Türk Hava Yolları çalışanlarının bağlı olduğu Hava-İş Sendikası geçtiğimiz hafta sonu tarihi bir genel kurul yaşamış ve 24 yıllık Atilay Ayçin dönemi sona ermişti. Ayçin, THY Genel Müdürlüğü önünde grevde bulunan sendika üyelerine duygusal bir veda konuşması yaptı.
1989 yılından bu yana Türk Hava Yolları çalışanlarının haklarını savunmak için mücadele ve kavga ettiğini belirten Ayçin, "Arkamdan küfrettiler, beni suçladılar. Benim bu sendikasının çıkarlarını özellikle parasal anlamda kötüye kullandığıma dair beni "çamur at izi kalsın" mantığıyla suçlayanlar, artık sıradan bir vatandaşım. Varsa elinizde bir belge, bir döküman, benim bu kurumun yüzüne kara leke sürdüğüme dair her hangi bir kanıtınız... Ortaya çıkarın ben de ağzımın payını alayım" dedi.
Hava-İş Sendikası'nın kendi ailesinden daha önde olduğunu söyleyen Atilay Ayçin, "Depremde bile önce 'evimde çatlak var mı?' diye bakmadan sendikaya gidip baktım. Evim benimle, eşimin ve çocuğumun kaldığı bir yerdi. Ama sendika 50 bin kişinin eviydi. O yüzden Hava-İş benim için hep 1 numara oldu. Öyle de olmaya devam edecek" şeklinde konuştu.
"EĞER BEN O TALEBE UYGUN DAVRANSAYDIM... ŞİMDİ 7 SÜLALEM TRİLYONERDİ!"

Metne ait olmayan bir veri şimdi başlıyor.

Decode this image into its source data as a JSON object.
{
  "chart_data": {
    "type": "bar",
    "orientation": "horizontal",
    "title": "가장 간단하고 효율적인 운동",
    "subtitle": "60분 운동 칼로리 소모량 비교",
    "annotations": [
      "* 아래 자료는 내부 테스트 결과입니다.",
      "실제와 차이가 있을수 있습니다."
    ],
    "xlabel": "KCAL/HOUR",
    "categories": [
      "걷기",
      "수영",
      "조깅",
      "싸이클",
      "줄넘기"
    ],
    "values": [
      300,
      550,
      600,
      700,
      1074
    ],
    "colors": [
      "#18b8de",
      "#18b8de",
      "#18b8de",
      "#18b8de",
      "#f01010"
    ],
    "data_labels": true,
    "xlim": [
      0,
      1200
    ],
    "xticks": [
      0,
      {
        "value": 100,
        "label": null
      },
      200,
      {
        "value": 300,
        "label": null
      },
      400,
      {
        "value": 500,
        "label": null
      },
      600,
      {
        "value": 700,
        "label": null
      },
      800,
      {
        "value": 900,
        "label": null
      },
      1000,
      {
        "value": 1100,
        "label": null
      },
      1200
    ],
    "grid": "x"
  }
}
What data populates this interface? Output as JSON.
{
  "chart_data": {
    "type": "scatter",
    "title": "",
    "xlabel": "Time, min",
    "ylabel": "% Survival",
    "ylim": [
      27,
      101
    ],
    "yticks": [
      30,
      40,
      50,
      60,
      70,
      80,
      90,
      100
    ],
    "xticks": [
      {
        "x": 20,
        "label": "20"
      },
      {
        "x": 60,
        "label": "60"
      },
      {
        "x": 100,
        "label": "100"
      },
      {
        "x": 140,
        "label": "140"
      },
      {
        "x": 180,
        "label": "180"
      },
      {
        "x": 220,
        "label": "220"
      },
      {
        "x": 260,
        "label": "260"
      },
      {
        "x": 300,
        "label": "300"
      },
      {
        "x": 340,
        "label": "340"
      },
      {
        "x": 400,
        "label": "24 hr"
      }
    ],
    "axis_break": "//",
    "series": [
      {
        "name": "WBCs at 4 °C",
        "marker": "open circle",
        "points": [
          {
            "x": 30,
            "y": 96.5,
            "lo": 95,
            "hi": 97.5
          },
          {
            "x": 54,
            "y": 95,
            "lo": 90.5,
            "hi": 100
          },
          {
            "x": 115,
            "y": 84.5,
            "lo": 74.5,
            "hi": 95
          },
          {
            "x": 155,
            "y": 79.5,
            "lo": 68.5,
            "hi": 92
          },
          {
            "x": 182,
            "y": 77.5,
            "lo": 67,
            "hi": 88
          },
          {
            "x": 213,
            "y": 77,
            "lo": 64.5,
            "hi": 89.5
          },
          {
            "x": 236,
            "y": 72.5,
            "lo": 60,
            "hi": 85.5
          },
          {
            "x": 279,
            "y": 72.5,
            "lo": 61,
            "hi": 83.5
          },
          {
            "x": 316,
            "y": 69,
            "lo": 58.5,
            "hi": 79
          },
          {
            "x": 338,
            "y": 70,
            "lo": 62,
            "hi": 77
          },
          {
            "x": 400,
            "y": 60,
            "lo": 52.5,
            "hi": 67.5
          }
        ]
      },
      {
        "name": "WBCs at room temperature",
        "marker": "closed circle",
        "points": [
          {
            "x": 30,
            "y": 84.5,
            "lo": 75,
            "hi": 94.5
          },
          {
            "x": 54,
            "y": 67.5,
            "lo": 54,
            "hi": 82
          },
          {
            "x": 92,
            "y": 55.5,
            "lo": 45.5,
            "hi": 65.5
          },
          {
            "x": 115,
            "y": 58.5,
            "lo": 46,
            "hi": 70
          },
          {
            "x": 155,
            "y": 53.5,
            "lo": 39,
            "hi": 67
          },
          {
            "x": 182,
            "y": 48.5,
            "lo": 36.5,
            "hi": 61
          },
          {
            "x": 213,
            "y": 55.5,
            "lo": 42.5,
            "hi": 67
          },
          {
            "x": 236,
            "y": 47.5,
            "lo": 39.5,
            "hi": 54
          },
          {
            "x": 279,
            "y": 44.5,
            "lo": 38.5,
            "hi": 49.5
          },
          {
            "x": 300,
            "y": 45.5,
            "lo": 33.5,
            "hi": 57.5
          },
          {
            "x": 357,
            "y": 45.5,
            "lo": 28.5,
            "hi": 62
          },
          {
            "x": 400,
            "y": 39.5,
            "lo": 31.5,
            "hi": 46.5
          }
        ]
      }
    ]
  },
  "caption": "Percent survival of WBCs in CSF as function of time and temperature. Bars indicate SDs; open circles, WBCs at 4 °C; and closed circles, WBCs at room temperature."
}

Çok tehditler aldığını ancak yılmadığını ifade eden Ayçin, "Farklı siyasi iktidarlar döneminde çok tehditler aldım. Ölümle burun buruna geldim. Kurşunlandım. 3 buçuk ay yattım. Çocuğumun üzerinden, eşimin üzerinden tehdit aldım. Yolum kesildi. Köprüden aşağı atıldım. Ama ölmedim. İstenen neydi? İstenen; 'mücadeleci bir sendikacılık yerine devletin, sistemin ve patronların istediği gibi bir sendikacılık yap' talebiydi. Eğer ben o talebe uygun davransaydım. 7 sülalem trilyonerdi şimdi. Ama ben 6 ay Havaş'ın önünde direndim. Cezaevine gittim. Buradan da cezaevine gitmeyi bekliyordum. Ona gerek kalmadan sendikacılığım sona erdi" dedi.